Most people know that hurricanes are incredibly dangerous storms that can cause deadly consequences and devastating damage. But it’s not until hurricane season arrives that people begin thinking about how hurricanes come about and where they form. Ahead, get all the details you need to know.

Where do hurricanes form? And how does a hurricane begin?

Hurricane Florence

Hurricane Florence | NASA via Getty Images

Vox reports that a hurricane in the Atlantic Ocean typically begins as a “tropical disturbance,” or “organized thunderstorm activity that stretches at least 100 miles across and maintains its identity for more than 24 hours.” During the summer, these disturbances often begin as storms moving westward off the coast of Africa in “tropical waves.”

The National Ocean Service characterizes a tropical wave as a low-pressure area that “moves through the moisture-rich tropics, possibly enhancing shower and thunderstorm activity.” If meteorologists spot a tropical disturbance that they think could develop into something more, they designate it an “investigative area.”

What comes next for the tropical disturbance?

Under the right conditions, a tropical disturbance can begin spinning around a low-pressure center, Vox reports. When the storm starts spinning, meteorologists classify it as a “tropical cyclone” or “tropical depression.” But this only happens when the conditions are just right. The water needs to be warm enough (80 degrees Fahrenheit or warmer). Plus, there has to be enough moisture in the lower and middle part of the atmosphere. And local winds have to follow a pattern that enables the depression to spin.

LiveScience reports that all low-pressure systems, including hurricanes, rotate counterclockwise in the northern hemisphere. That’s because when an area of low atmospheric pressure forms, winds begin to flow toward the center of it. Meanwhile, the Earth rotates under the atmosphere. In the northern hemisphere, the planet’s spin “causes an apparent deflection of the wind to the right, as seen from above.” That effect forces a counterclockwise rotation for the storm.

Then what happens to the tropical cyclone?

Vox reports that the next step for the tropical cyclone — which can become a tropical storm — requires the correct pressure conditions. When the pressure in the center of a tropical cyclone drops, air rushes in and creates strong winds. The air rushing in rises and cools. As LiveScience reports, “The ocean feeds warmth and moisture into the developing storm, providing energy that causes the warm air in the center to rise faster. It condenses high in the atmosphere, creating thunderstorms.”

If the system strengthens to the point that wind speeds surpass 39 mph, meteorologists designate it a “tropical storm.” They also give the storm a name.

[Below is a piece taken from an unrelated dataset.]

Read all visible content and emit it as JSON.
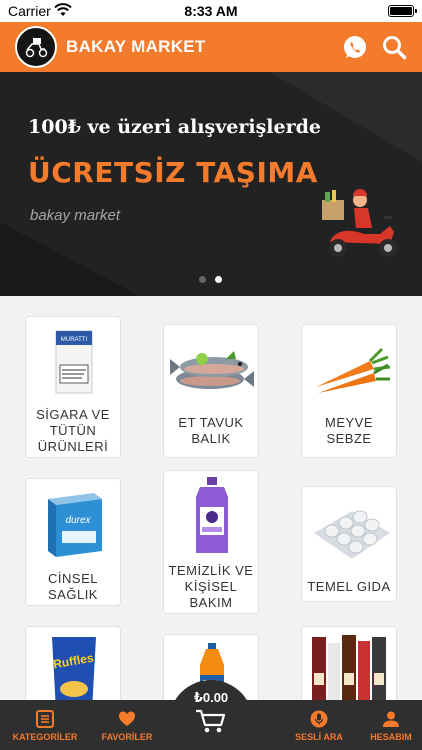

Vox notes that it’s the U.S. National Hurricane Center that officially makes the call on when a tropical depression or cyclone becomes a tropical storm. Researchers at the center use data from islands, buoys, and reconnaissance aircraft to make that call.

Is this when it becomes a hurricane?

If a tropical storm passes over a region of particularly warm water and doesn’t encounter much wind shear — conditions that only happen in the late summer months in the Atlantic — it can intensify quickly, Vox reports. “As that happens, the pressure in the center drops even further, and the winds really pick up. The system gets rounder and often forms a clearly defined ‘eye.'”

When the winds reach sustained speeds of 74 mph or more, meteorologists classify the storm as a hurricane. It then gets categorized by the Saffir-Simpson Scale based on wind speed and the kind of damage it can cause.

What happens next?

Hurricanes can prove deadly when they make landfall. But Vox notes that they can also weaken to tropical storms again as they move over land or cooler water, and don’t have as much warm, moist area to fuel them. When wind speeds drop below 75 mph, the hurricane becomes a tropical storm.

It can later degrade further into a post-tropical cyclone. But even tropical cyclones that aren’t technically hurricanes can inflict devastating damage with torrential rain, dangerous surf, beach erosion, high winds, and widespread flooding.